The Tiber flooded the Ara Pacis Augustae Altar for years, covering it in layers and layers of mud until it was four meters underground. The first fragments of the temple, mentioned in ancient literature many times, were discovered in the 16th century, underneath San Lorenzo in Lucina, a basilica behind Palazzo Montecitorio or present-day Italian Parliament.
Parts of the temple were distributed across European museums: the Vatican, Louvre, Vila Medici and Uffizi. In the 20th century, additional fragments of Ara Pacis were found. The Italian Parliament encourages further research and joining the pieces into a whole near the Mausoleum of Augustus.

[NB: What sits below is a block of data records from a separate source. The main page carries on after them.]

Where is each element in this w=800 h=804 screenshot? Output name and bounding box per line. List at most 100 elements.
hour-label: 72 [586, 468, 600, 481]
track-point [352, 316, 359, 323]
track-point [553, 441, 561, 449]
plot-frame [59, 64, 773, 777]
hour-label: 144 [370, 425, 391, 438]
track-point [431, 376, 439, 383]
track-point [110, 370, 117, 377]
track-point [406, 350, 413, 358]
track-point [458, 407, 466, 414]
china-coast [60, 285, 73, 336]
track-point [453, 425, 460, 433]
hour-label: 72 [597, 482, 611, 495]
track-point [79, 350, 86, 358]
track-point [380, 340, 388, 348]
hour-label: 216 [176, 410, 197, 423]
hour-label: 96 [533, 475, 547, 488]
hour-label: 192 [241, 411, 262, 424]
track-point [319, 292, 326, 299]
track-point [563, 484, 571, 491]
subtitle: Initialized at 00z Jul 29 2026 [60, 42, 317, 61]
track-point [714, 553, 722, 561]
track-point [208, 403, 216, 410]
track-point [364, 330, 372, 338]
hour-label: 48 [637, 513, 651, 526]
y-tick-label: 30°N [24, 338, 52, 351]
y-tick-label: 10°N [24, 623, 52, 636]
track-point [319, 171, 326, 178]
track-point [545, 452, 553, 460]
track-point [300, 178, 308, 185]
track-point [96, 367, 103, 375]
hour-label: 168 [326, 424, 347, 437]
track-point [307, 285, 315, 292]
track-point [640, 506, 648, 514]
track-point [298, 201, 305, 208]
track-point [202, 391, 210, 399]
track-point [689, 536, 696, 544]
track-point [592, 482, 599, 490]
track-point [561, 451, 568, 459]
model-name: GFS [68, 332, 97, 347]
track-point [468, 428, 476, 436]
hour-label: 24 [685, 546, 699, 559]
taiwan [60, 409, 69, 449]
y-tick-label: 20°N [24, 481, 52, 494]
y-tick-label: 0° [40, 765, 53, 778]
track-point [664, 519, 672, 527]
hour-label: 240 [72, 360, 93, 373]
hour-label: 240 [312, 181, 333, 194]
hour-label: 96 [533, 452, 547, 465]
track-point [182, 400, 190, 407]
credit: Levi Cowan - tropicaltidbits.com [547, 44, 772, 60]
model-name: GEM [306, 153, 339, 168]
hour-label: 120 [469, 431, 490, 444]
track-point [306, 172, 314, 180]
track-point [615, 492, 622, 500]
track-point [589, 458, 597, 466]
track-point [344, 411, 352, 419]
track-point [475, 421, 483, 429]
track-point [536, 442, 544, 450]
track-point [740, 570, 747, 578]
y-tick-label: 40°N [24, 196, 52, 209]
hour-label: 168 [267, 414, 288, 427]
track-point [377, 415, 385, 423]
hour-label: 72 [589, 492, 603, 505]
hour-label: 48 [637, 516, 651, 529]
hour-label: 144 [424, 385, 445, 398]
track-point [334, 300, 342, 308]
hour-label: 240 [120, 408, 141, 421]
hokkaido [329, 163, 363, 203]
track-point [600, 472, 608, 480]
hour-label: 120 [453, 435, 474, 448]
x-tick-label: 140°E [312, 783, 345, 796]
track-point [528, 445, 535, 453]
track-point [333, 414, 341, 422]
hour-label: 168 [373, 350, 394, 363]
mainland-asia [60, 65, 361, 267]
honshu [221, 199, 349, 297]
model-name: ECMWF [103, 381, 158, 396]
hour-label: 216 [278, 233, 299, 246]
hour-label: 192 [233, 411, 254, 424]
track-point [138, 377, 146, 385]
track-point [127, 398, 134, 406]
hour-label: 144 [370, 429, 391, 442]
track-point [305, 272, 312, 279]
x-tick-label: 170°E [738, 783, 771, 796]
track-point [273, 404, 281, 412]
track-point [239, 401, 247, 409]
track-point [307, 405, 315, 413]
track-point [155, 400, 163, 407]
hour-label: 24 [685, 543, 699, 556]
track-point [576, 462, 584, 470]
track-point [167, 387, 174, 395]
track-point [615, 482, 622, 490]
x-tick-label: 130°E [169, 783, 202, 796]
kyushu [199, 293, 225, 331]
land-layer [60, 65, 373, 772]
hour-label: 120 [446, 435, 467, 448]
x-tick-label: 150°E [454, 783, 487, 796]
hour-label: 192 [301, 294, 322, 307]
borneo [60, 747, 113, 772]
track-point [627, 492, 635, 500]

Ara Pacis Augustae is a peace altar entirely made of Carrara marble, situated close to the Mausoleum of Augustus. It was officially commissioned by the Roman Senate in 13 BC to honor Augustus’s return from Hispania and Gaul, after a three-year campaign and consecrated in 9 BC.
The new glass building of the Museo dell’ Ara Pacis was designed by Richard Meier in 2006. The museum is airy and has a lot of natural light, as a worthy dedication to Augustus’s idea of peace. The space in front of the museum, with lots of water and light, is one of the most pleasant places to take a short break in the middle of the city.